The Hon. L. C. Shirley, at the last meeting of the Parochial Board, very emphatically urged the need of shipping facilities. He had seen in the days of sugar prosperity five or six barques in the harbour at one time, but, said he, “Sugar and rum being at their lowest ebb, something else must be done. Bananas meant money, but if we have no facilities for shipping what would be the good of planting?”

One of the best authorities in the island on agricultural possibilities and prospects informed me, not long since, that there were old sugar estates to be bought in the neighbourhood of Falmouth for a mere song, which, if purchased now that there is the certainty of improving the harbour, would in a year or so return 100 per cent. if turned into banana plantations. I rather wished I were a man with a capital of £2,000, but when I asked if banana-growing required much experience—

“Yes,” said he, “A young fellow should get on a banana estate for a year at least, before laying out his capital.”

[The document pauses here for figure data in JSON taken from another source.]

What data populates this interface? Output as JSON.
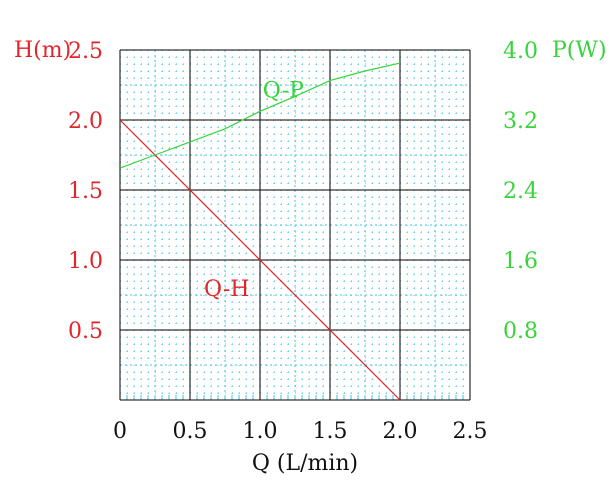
{
  "chart_data": {
    "type": "line",
    "xlabel": "Q (L/min)",
    "x_ticks": [
      "0",
      "0.5",
      "1.0",
      "1.5",
      "2.0",
      "2.5"
    ],
    "xlim": [
      0,
      2.5
    ],
    "left_axis": {
      "label": "H(m)",
      "ylim": [
        0,
        2.5
      ],
      "ticks": [
        {
          "value": 0.5,
          "label": "0.5"
        },
        {
          "value": 1.0,
          "label": "1.0"
        },
        {
          "value": 1.5,
          "label": "1.5"
        },
        {
          "value": 2.0,
          "label": "2.0"
        },
        {
          "value": 2.5,
          "label": "2.5"
        }
      ]
    },
    "right_axis": {
      "label": "P(W)",
      "ylim": [
        0,
        4.0
      ],
      "ticks": [
        {
          "value": 0.8,
          "label": "0.8"
        },
        {
          "value": 1.6,
          "label": "1.6"
        },
        {
          "value": 2.4,
          "label": "2.4"
        },
        {
          "value": 3.2,
          "label": "3.2"
        },
        {
          "value": 4.0,
          "label": "4.0"
        }
      ]
    },
    "series": [
      {
        "name": "Q-H",
        "axis": "left",
        "color": "#e0262b",
        "x": [
          0,
          2.0
        ],
        "y": [
          2.0,
          0
        ]
      },
      {
        "name": "Q-P",
        "axis": "right",
        "color": "#36d43a",
        "x": [
          0,
          0.25,
          0.5,
          0.75,
          1.0,
          1.25,
          1.5,
          1.75,
          2.0
        ],
        "y": [
          2.65,
          2.8,
          2.95,
          3.1,
          3.3,
          3.47,
          3.65,
          3.76,
          3.85
        ]
      }
    ],
    "grid": true,
    "colors": {
      "major_grid": "#000000",
      "minor_grid": "#39c6e0",
      "left_axis_text": "#e0262b",
      "right_axis_text": "#36d43a",
      "x_axis_text": "#111111"
    }
  }
}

“It is a matter of learning which soil is particularly adapted,” I suggested.

“Not only that,” he rejoined, “but an inexperienced man has no idea how to manage his labourers, and there are always sharks ready to take advantage of his ignorance.”

Which latter I knew to be sapient wisdom, from the unhappy experience of a youthful relative whose gullibility was apparent to an antipodean swindler, with the result that the sorrow-stricken youth learnt wisdom at the expense of a lightened purse.

There is nothing chimerical in the success of the banana trade. America statistically absorbs most of this produce. On all sides we hear of the variety of ways it is useful as an article of diet, whilst its nutritive powers are unquestioned.

America largely buys banana flour. In its unripe stages it is more properly a vegetable. Green bananas mashed and eaten like potatoes form most useful food, whilst ripe bananas, dried and put up in boxes like figs, are both wholesome and satisfying. From the 1st of April 1902 to 10th January 1903, 90,204,597 bunches of bananas were exported from Jamaica.